With legalized weed sales soon to be available in California, Massachusetts and Maine next year, there is expected to be a significant boost to their economies as well as help normalizing the legal use of marijuana across the country. Those three states already have medical cannabis available, but will soon have stores that will be able to sell recreational marijuana for those that are 21 and older. Do you think that these states will have a large impact on legalization efforts in other states? Let us know your thoughts in the comments below.
Recreational marijuana sales will launch in three states next year, including the biggest one of all: California.
It’s already for sale in five states, but the addition of a legal retail marijuana market in California, with its massive economy and population, will dramatically change the landscape.
California is aiming to open retail marijuana stores by January 1, Massachusetts and Maine plan to open stores next summer.
“We obviously still have a lot to do, but yes, we’re going to be ready to go on January 1,” said Alex Traverso, spokesman for the Bureau of Cannabis Control in California. “We will be issuing new regulations in November, so we’re hard at work on those at the present time.”
Among the checklist of expected regulations is new oversight on water usage — like drip irrigation and reusing waste water — that could prove expensive for marijuana businesses. Other rules will require licensing and background checks for distributors and safety and education training for consumers.
Dispensaries like Green Alternative, which has 10,000 patients in San Diego, are getting ready to add non-medical customers to their clientele.
“We are in the process of stockpiling cannabis in order to fulfill the market needs,” said Zach Lazarus, COO of the Green Alternative. “We believe there will be a huge rush. We go through two to four pounds [per day] on average, and we anticipate going through three to four times as much when we open the doors for recreational.”
This requires not only stockpiling pot, but negotiating hurdles on the state and local level, for licensing, zoning, taxation and other issues.
Erik Altieri, executive director of the pro-legalization group NORML, said it might take longer than January “to set up the regulation process and to work out how the new recreational market will exist alongside its already quite large medical market.”
The Bureau of Cannabis Control in California put its proposed regulations up for public review and began holding community workshop meetings in Long Beach, Fresno and Sacramento in September.
Massachusetts will implement retail marijuana sales on July 1, once state officials finalize whether certain localities will be able to maintain a marijuana ban in their respective towns, said Altieri.
“We are committed to make that deadline,” said Steven Hoffman, chairman of the Cannabis Control Commission in Boston, which held its first meeting on September 12 on developing and implementing regulations.
Maine would have the smallest market, and it’s unclear when they’ll get it off the ground. Dan Tartakoff, clerk for the Marijuana Legalization Implementation Committee of state lawmakers, said draft regulations were released in September proposing a 20% tax rate.
These states already have medical marijuana programs and dispensaries, but soon they’ll also have stores that can sell recreational marijuana to anyone 21 and older.
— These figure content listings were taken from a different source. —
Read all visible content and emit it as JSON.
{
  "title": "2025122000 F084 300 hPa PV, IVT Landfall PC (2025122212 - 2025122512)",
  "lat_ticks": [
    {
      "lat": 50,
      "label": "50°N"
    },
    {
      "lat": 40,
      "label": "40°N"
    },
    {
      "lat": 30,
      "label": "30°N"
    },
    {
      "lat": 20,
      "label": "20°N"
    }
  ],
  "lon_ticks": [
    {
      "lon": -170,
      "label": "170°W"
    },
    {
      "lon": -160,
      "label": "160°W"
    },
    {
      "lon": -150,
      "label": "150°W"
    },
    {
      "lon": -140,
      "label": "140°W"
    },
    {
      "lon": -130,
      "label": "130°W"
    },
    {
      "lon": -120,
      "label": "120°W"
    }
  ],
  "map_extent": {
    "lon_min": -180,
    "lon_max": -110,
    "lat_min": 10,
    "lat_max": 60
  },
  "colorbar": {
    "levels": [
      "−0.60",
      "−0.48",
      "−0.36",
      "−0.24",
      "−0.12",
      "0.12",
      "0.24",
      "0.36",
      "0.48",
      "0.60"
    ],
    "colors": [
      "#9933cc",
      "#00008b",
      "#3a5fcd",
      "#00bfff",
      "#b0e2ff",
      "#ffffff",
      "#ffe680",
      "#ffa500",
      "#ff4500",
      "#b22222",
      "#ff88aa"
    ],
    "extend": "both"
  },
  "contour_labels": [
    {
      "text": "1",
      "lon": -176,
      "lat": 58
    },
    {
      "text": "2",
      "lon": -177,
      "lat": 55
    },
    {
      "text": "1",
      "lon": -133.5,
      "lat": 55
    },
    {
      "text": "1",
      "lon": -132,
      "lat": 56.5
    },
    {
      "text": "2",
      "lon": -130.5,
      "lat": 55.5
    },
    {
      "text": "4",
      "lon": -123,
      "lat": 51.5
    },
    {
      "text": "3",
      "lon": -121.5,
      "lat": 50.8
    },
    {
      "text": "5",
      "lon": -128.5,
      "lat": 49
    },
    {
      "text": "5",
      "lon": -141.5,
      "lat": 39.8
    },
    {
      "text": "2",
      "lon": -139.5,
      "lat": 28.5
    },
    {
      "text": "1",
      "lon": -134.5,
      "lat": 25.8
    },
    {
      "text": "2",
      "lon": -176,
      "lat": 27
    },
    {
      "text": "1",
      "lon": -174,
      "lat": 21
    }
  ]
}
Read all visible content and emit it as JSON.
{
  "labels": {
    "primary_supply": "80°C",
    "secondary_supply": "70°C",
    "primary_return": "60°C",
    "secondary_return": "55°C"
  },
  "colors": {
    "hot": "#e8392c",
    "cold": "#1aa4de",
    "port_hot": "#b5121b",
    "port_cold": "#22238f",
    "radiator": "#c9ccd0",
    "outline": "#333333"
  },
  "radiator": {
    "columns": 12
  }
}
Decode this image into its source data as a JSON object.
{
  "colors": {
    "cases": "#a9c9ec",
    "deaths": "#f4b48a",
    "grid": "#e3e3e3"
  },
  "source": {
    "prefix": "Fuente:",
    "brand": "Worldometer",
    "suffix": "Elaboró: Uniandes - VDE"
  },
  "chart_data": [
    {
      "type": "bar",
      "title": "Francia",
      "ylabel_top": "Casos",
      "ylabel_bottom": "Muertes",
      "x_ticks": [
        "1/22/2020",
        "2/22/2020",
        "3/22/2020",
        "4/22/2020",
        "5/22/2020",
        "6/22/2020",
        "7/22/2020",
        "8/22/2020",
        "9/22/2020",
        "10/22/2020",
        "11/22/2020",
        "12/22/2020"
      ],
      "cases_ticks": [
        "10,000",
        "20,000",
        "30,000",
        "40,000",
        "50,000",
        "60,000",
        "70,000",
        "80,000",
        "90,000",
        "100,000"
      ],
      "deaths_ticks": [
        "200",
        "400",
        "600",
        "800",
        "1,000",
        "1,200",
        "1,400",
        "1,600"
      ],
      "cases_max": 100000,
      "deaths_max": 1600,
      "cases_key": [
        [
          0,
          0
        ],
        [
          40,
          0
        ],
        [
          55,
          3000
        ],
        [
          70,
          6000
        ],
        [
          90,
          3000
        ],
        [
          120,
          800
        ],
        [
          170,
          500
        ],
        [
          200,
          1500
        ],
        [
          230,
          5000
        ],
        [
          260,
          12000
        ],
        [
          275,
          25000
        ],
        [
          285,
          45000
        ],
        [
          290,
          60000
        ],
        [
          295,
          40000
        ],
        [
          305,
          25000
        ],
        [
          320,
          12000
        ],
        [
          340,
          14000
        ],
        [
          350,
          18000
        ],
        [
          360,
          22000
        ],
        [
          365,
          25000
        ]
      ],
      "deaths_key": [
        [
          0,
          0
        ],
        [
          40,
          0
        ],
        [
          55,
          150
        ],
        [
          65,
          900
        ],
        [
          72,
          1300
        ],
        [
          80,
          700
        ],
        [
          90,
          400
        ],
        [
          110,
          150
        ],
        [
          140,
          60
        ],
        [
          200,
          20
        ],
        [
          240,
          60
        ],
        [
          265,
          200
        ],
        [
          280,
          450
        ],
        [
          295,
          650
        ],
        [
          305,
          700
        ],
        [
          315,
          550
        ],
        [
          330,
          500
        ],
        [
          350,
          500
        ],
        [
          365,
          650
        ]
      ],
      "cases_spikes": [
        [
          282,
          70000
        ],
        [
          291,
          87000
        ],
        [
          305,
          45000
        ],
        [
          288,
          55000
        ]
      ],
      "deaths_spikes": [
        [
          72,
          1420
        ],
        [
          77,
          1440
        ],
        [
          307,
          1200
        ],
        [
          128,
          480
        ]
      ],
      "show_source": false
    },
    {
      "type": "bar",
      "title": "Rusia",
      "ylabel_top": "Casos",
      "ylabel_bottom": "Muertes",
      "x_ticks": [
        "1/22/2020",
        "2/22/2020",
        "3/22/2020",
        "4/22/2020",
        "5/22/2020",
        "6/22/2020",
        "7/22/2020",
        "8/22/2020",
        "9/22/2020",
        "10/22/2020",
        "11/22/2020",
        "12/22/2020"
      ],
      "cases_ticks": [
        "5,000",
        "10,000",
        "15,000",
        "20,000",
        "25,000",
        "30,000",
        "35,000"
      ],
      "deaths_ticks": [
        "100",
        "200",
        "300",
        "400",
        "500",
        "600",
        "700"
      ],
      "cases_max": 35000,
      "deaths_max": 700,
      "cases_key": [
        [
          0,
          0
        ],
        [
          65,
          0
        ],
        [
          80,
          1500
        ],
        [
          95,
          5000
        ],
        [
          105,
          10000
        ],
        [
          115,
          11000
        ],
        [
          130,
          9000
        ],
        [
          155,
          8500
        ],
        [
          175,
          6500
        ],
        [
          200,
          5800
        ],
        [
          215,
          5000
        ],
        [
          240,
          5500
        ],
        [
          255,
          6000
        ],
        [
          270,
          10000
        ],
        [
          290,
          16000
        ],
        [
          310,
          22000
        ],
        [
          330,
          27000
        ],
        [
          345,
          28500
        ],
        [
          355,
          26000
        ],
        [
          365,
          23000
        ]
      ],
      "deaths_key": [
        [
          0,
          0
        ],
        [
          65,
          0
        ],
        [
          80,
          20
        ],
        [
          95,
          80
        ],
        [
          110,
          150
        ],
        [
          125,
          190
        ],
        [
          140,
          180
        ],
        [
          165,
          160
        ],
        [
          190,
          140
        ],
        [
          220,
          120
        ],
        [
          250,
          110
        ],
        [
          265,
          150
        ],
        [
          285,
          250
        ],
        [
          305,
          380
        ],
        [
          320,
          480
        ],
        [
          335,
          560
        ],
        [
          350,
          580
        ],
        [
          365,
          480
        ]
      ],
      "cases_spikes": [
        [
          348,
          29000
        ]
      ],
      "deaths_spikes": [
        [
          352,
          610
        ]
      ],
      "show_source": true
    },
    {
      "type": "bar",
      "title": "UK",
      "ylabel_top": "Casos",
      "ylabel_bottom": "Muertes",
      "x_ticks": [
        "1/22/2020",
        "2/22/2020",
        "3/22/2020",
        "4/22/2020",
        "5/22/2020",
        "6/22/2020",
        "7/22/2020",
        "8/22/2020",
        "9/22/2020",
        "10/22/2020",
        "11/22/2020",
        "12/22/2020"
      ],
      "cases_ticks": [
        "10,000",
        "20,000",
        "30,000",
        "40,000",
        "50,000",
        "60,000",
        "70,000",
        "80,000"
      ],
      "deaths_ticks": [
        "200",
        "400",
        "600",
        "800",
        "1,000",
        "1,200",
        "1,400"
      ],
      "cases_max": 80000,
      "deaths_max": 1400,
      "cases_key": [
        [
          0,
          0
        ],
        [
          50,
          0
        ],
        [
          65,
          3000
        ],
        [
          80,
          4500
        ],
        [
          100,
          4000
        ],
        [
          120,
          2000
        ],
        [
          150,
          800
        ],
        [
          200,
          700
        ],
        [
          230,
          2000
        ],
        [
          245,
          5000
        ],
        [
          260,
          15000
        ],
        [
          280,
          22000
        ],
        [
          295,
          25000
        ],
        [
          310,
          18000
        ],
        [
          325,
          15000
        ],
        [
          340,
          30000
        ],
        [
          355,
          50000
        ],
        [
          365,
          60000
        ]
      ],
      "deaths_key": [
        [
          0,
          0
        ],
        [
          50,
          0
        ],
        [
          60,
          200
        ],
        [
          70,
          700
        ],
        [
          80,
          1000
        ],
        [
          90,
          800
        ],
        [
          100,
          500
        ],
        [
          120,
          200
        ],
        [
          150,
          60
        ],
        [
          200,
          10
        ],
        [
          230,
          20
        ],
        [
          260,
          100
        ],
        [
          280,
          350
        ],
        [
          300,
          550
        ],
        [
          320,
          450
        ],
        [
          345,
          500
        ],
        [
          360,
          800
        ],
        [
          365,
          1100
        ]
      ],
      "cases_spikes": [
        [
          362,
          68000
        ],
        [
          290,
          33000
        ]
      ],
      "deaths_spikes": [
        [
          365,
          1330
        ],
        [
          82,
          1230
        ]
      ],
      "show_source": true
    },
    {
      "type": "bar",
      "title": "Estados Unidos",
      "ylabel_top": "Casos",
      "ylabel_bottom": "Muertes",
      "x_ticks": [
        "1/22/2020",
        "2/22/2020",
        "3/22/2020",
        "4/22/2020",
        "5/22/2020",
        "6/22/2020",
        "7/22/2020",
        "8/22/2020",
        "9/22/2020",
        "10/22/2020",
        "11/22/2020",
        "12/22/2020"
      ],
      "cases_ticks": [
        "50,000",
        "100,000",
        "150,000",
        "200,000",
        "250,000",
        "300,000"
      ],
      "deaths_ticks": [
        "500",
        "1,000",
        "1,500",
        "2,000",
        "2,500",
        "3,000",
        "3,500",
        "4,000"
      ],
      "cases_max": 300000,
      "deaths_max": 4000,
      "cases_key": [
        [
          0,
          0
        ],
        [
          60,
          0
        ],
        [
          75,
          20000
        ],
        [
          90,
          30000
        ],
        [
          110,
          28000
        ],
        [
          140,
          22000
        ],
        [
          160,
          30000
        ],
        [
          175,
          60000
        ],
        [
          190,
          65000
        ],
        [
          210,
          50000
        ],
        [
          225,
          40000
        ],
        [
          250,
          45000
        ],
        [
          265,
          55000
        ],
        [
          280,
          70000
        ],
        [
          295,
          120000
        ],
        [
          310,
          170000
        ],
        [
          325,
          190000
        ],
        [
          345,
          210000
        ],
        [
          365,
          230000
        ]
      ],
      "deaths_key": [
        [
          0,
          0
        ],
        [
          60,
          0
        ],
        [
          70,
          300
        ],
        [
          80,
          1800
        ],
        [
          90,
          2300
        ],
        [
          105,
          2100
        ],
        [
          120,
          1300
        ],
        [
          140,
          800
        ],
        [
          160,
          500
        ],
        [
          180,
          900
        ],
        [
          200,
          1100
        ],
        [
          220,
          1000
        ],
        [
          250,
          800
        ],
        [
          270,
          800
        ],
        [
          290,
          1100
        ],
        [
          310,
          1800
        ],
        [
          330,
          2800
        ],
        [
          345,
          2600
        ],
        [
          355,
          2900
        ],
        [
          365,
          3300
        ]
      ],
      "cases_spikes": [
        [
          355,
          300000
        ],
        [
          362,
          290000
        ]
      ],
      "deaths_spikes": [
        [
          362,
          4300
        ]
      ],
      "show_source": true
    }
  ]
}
Recreational marijuana dispensaries already exist in Colorado, which was the first to legalize adult-use pot in 2014, and also Washington, Oregon, Alaska and Nevada, which started in July this year.
Voters in California, Massachusetts and Maine approved legalization of recreational marijuana in referendum votes in November 2016, on the same day that Donald Trump was elected president. It typically takes at least a year for state officials to set up regulations for the industry.
The addition of California could grow nationwide sales to $24.1 billion by 2025, according to New Frontier Data, which tracks the cannabis industry. That’s compared to $6.6 billion in 2016.
California was the first state to legalize medical marijuana, in 1996, and sales for that market are expected to total $2.76 billion this year. Opening the retail market will expand sales dramatically, to $3.8 billion in 2018, and to $6.6 billion in 2025, according to projections from New Frontier Data.
It also means the entire West Coast will be a free zone for retail marijuana as the industry gains its first legal markets on the East Coast. North America is going to grow even greener next year, because Canada is getting ready to legalize recreational marijuana nationwide.
In Massachusetts, sales are expected to increase from $106 million in 2017 to $457 million in 2018, and eventually to $1.4 billion in 2025, according to New Frontier Data. The market is smaller in Maine, which is expected to increase from $83 million this year to $175 million next year, and to $434 million by 2025.
Recreational marijuana is also legal in Washington, D.C., but there is no legal retail market for it. Residents are allowed to possess, grow and consume marijuana on their own property, but not buy or sell it.
Marijuana is actually illegal according to the federal government, which equates it to heroin. Attorney General Jeff Sessions has said he opposes legalization, but he hasn’t done anything to crack down on the industry.